No one wants to make a hard moral decision, but have you ever thought what would happen if a machine could make one for you? The idea becomes even more interesting, it seems, when that decision could be the difference between life and death.
A study was recently published that shed light on how people would want a driverless cars to react in a morally uncertain situation. Researchers questioned 2,000 people and asked them: if you were inside of a driverless car, and you were inevitably going to either run into a group of pedestrians and kill them or swerve out of the way and kill all of the car’s passengers, which would you prefer the car do?
About 70 percent of the respondents said that they would prefer the car to swerve and save the pedestrians who were greater in number than the passengers. Several different scenarios were used during the survey, and variables were altered such as who was riding in the vehicle with you, the size of the group you would hit, the number of passengers who rode with you, etc. In general, people favored self sacrifice over killing someone else.

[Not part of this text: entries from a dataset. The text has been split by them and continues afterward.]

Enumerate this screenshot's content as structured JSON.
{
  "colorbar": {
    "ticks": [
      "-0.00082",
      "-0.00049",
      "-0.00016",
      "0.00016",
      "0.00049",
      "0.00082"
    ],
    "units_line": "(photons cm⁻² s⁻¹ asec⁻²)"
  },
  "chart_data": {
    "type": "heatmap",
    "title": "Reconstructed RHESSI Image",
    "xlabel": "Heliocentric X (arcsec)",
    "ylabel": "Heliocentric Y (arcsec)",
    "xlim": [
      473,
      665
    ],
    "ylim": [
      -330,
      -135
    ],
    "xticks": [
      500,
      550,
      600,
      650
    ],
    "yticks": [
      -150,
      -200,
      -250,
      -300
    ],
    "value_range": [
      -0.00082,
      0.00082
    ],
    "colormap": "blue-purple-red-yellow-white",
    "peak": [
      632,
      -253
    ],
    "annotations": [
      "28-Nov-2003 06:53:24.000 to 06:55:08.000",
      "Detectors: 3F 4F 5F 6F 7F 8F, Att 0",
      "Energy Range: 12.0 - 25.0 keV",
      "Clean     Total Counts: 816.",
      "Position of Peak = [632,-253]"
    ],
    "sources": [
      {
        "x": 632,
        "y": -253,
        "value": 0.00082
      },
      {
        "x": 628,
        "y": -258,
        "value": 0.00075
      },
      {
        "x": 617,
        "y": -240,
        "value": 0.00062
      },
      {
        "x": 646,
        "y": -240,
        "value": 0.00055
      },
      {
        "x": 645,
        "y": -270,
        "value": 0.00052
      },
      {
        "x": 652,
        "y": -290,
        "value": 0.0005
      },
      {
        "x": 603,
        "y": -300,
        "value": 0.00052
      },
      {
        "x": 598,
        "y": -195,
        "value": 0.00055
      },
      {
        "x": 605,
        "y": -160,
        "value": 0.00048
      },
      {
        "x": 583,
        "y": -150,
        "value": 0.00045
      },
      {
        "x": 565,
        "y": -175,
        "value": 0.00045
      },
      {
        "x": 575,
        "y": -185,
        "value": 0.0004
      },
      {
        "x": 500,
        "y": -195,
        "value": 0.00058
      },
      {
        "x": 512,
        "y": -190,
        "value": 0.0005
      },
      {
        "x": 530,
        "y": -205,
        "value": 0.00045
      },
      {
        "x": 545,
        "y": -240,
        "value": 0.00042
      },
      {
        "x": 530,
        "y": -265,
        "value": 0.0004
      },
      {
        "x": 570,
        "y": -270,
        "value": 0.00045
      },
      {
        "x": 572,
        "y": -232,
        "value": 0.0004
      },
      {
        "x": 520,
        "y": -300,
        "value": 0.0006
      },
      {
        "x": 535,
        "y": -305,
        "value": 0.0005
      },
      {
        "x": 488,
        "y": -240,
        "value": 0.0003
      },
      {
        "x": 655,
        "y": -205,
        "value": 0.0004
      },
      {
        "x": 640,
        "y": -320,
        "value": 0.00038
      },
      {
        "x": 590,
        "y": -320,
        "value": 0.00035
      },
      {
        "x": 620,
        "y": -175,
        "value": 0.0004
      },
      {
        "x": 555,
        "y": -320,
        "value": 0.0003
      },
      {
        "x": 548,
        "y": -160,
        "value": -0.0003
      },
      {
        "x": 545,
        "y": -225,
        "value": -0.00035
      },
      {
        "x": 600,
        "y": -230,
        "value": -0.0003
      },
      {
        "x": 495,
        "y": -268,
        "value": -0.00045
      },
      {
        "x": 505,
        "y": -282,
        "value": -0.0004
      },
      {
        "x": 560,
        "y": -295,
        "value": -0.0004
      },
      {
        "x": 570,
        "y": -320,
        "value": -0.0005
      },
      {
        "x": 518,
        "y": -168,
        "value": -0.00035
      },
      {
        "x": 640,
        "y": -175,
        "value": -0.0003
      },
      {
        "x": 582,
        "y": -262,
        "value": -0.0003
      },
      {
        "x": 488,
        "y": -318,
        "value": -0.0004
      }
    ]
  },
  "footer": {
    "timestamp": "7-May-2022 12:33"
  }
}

However, what is interesting about this study is that more people also said that they would prefer to buy a vehicle that would save their own lives, instead of the pedestrians.

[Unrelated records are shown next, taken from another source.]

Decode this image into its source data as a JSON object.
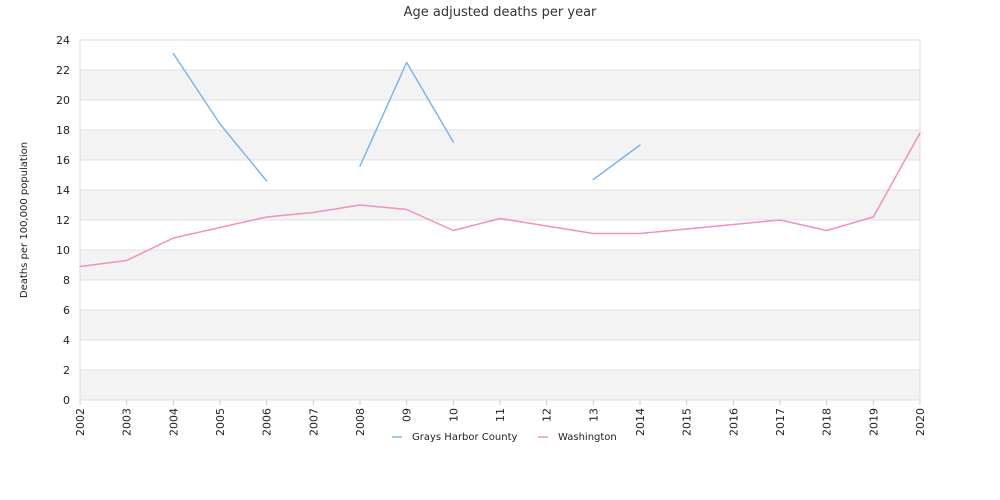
{
  "chart_data": {
    "type": "line",
    "title": "Age adjusted deaths per year",
    "xlabel": "",
    "ylabel": "Deaths per 100,000 population",
    "x": [
      "2002",
      "2003",
      "2004",
      "2005",
      "2006",
      "2007",
      "2008",
      "09",
      "10",
      "11",
      "12",
      "13",
      "2014",
      "2015",
      "2016",
      "2017",
      "2018",
      "2019",
      "2020"
    ],
    "ylim": [
      0,
      24
    ],
    "yticks": [
      0,
      2,
      4,
      6,
      8,
      10,
      12,
      14,
      16,
      18,
      20,
      22,
      24
    ],
    "grid": true,
    "legend_position": "bottom",
    "series": [
      {
        "name": "Grays Harbor County",
        "color": "#7cb5ec",
        "values": [
          null,
          null,
          23.1,
          18.4,
          14.6,
          null,
          15.6,
          22.5,
          17.2,
          null,
          null,
          14.7,
          17.0,
          null,
          null,
          null,
          null,
          null,
          null
        ]
      },
      {
        "name": "Washington",
        "color": "#f28fc4",
        "values": [
          8.9,
          9.3,
          10.8,
          11.5,
          12.2,
          12.5,
          13.0,
          12.7,
          11.3,
          12.1,
          11.6,
          11.1,
          11.1,
          11.4,
          11.7,
          12.0,
          11.3,
          12.2,
          17.8
        ]
      }
    ]
  }
}
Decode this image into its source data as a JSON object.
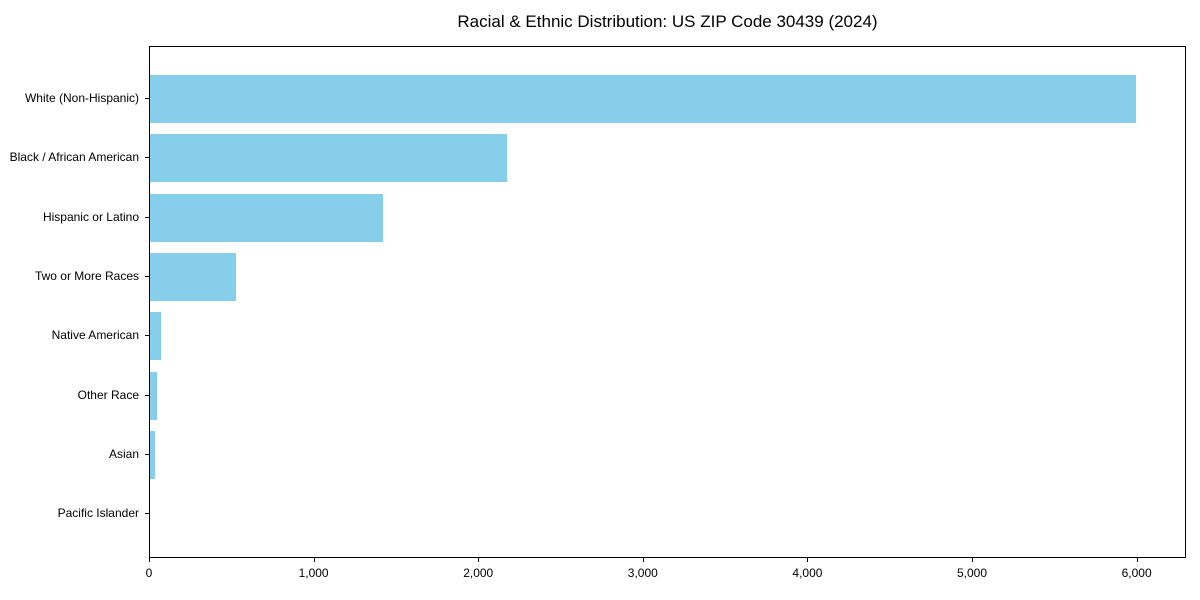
{
  "chart_data": {
    "type": "bar",
    "orientation": "horizontal",
    "title": "Racial & Ethnic Distribution: US ZIP Code 30439 (2024)",
    "categories": [
      "White (Non-Hispanic)",
      "Black / African American",
      "Hispanic or Latino",
      "Two or More Races",
      "Native American",
      "Other Race",
      "Asian",
      "Pacific Islander"
    ],
    "values": [
      6000,
      2170,
      1420,
      525,
      65,
      40,
      30,
      0
    ],
    "xlabel": "",
    "ylabel": "",
    "xlim": [
      0,
      6300
    ],
    "xticks": [
      0,
      1000,
      2000,
      3000,
      4000,
      5000,
      6000
    ],
    "xtick_labels": [
      "0",
      "1,000",
      "2,000",
      "3,000",
      "4,000",
      "5,000",
      "6,000"
    ],
    "bar_color": "#87CEEB",
    "axis_color": "#000000",
    "background_color": "#FFFFFF",
    "grid": false,
    "legend": "none"
  }
}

“You can recognize the feeling. It’s the feeling that I want you to do something, but it would be great not to do it myself.” said Jean-Francois Bonnefon, co-author of the study.
According to the Center for Disease Control and Prevention (CDC), over 35,000 deaths and millions of injuries occur annually in traffic collisions in the United States. Using autonomous cars may eliminate human error while on the road, a factor that accounts for 90 percent of car collisions. Despite this fact, the researchers who conducted the study say that having this moral dilemma could “put a barrier to [autonomous cars’] wide adoption.”
Furthermore, it is predicted that these situations will be inevitable if autonomous cars become mainstream. They “will have to choose between two evils” as stated in the study’s abstract. While it is emotionally difficult to give up the ability for a human driver to make those decisions, it seems that it may be worth it to keep autonomous cars on the road should they prove to reduce traffic casualties. It will be interesting to see how the public’s view of self-driving cars evolves over time – especially the public’s view of how computers deal with moral dilemmas such as these.